Once boasting 600-plus lavish mansion-estates, the “Gold Coast” of Long Island’s North Shore, inspiration for F. Scott Fitzgerald’s 1925 classic The Great Gatsby, glittered through the Jazz Age before finally fading in the 1950s.
Reacting to the demolition wave of the 1960s, Monica Randall and her sister, then teenagers, became the “Gold Coast Rescue Team.” Cameras and notebooks in hand, they haunted abandoned estates on horseback. Climbing crumbling staircases and sliding down coal chutes, they documented the crumbling piles ahead of the bulldozers while carrying off silken gowns, hats and other items from attics and steamer trunks.
With Gatsby-esque elements to her own life, Randall—author, preservationist, location scout and speaker—remains a most engaging authority on this bygone era.
“Improbable-sounding but true, much Gold Coast lore was about outdoing the neighbors,” says Randall, who supplied fashions for and appeared in the 1974 Gatsby movie. “At one party, polar bear-costumed staff went up in hot-air balloons and pitched coconut snowballs to the children below. Never to be repeated, that era provided enough entertainment to keep writers busy for 100 years.”
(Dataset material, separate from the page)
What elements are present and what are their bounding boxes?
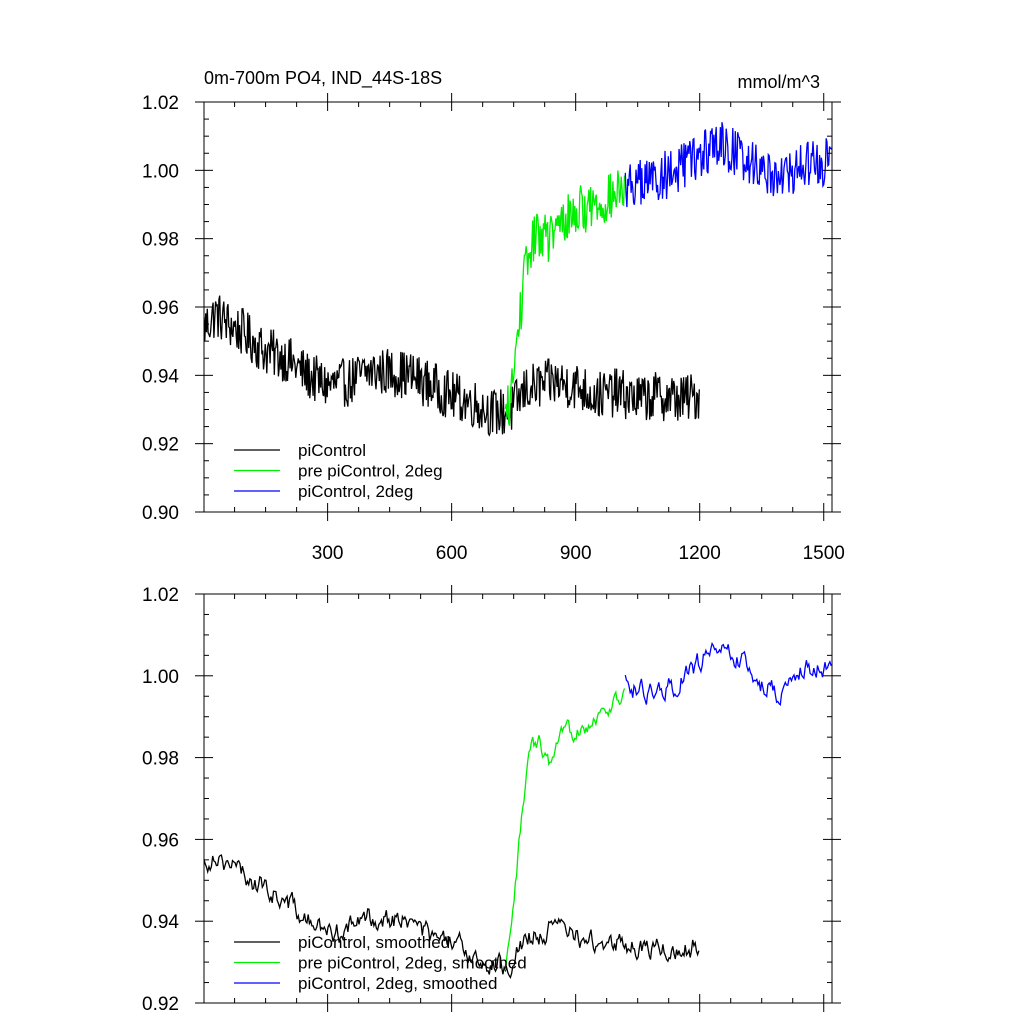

While most surviving estates now serve institutional uses, some dance on, like perennial planner favorite Glen Cove Mansion Hotel and Conference Center. Formerly the 1910 Manor House, the IACC-certified 187-room retreat is offering its “Roaring 20s Meeting Package” through early September.
Minutes away in Oyster Bay, Planting Fields Arboretum State Historic Park, a former estate that includes the 65-room Coe Hall mansion, is a gorgeous option for events. At the Muttontown Preserve in East Norwich, the 1924 honeymoon-inspired Chelsea Mansion is ready-made for weddings and receptions.
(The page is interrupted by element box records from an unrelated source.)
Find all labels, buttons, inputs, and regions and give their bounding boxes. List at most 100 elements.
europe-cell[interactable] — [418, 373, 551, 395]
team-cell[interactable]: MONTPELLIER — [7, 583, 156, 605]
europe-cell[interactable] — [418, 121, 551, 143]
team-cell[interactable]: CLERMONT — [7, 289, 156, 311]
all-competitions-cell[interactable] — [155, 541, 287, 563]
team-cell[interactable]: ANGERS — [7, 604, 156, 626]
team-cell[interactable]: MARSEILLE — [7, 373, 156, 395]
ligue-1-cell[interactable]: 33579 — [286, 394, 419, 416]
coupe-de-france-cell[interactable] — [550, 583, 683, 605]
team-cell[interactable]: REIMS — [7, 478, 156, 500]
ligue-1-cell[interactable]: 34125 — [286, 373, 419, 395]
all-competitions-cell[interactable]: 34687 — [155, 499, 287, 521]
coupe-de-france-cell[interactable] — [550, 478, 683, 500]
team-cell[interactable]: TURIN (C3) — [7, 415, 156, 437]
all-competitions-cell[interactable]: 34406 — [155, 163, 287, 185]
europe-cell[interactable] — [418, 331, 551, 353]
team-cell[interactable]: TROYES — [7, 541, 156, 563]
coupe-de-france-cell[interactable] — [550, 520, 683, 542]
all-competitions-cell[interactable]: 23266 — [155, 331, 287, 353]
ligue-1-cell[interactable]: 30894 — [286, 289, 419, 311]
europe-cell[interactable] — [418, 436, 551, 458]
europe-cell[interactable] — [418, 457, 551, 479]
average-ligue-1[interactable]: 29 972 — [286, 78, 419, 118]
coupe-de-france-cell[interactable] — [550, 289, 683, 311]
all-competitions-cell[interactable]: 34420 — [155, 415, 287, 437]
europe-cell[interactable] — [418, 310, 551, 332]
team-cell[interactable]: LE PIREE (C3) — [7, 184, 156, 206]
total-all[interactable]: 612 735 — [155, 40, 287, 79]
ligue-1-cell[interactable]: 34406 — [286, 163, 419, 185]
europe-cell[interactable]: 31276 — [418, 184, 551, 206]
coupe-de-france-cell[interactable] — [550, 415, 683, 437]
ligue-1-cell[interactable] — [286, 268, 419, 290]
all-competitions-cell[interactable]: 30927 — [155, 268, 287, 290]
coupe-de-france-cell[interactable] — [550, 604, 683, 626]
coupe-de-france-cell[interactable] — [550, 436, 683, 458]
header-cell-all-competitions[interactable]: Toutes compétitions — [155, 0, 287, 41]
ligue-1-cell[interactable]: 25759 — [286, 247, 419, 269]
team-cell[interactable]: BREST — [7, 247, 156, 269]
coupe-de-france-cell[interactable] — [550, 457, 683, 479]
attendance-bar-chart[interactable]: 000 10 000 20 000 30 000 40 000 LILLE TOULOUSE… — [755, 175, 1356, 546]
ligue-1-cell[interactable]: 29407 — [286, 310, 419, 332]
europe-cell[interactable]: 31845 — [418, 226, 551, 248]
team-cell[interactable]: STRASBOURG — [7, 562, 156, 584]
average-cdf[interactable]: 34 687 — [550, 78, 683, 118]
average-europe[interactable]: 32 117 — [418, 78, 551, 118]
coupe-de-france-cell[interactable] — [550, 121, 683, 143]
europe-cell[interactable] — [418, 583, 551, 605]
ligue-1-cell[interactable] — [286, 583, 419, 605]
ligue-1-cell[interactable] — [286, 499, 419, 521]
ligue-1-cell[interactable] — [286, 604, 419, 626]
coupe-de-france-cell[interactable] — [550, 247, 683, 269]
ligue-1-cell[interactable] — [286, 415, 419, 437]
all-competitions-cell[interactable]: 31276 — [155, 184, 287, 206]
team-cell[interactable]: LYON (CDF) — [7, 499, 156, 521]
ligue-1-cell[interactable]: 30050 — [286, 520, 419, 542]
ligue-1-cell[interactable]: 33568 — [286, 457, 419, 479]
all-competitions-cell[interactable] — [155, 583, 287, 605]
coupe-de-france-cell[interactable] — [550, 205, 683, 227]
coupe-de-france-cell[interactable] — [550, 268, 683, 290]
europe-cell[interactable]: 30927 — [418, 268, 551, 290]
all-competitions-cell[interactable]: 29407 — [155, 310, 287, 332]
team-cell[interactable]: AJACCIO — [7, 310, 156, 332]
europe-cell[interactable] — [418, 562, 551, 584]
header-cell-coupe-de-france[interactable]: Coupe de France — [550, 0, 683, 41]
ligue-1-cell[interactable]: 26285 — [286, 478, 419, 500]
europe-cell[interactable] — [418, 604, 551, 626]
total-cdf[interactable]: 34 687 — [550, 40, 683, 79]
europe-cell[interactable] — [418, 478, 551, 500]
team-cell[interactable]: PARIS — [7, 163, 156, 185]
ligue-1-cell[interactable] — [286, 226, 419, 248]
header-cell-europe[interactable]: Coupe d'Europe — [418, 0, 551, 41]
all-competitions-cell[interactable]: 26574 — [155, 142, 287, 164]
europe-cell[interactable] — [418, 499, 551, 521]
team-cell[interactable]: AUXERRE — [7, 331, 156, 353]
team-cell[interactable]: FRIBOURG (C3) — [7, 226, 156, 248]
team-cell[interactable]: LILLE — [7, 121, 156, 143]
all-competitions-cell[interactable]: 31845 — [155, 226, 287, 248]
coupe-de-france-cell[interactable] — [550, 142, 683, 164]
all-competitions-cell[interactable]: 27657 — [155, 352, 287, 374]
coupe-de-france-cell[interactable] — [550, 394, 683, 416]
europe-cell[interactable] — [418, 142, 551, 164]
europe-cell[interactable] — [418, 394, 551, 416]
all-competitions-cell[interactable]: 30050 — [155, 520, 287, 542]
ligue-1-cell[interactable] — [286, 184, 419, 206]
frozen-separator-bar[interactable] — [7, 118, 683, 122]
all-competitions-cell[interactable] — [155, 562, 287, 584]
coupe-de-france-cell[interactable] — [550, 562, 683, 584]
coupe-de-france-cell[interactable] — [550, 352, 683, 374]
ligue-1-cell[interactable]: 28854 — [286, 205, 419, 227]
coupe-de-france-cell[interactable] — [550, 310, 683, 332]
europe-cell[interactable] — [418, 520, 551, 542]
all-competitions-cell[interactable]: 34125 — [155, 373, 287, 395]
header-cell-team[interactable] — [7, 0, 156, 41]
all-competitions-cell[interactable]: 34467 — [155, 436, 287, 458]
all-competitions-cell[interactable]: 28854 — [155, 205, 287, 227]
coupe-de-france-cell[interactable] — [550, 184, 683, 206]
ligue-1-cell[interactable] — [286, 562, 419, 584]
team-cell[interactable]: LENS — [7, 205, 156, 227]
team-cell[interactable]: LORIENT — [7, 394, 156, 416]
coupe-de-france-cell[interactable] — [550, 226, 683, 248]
Set on 200 acres and featuring a 44-room mansion filled with art and antiques, the superbly preserved Old Westbury Gardens from 1906 is a must for tours, and offers rental space at its 19th-century Orchard Hill farmhouse. Outdoor sculpture and indoor art are the draws at the event-capable Nassau County Museum of Art, set on the 145-acre former Frick Estate in Roslyn Harbor.
America’s second all-time largest private residence behind the Biltmore in North Carolina, Huntington’s Oheka Castle Hotel & Estate from 1919 is now an exquisitely restored 32-room hotel, popular with weddings, galas and corporate retreats.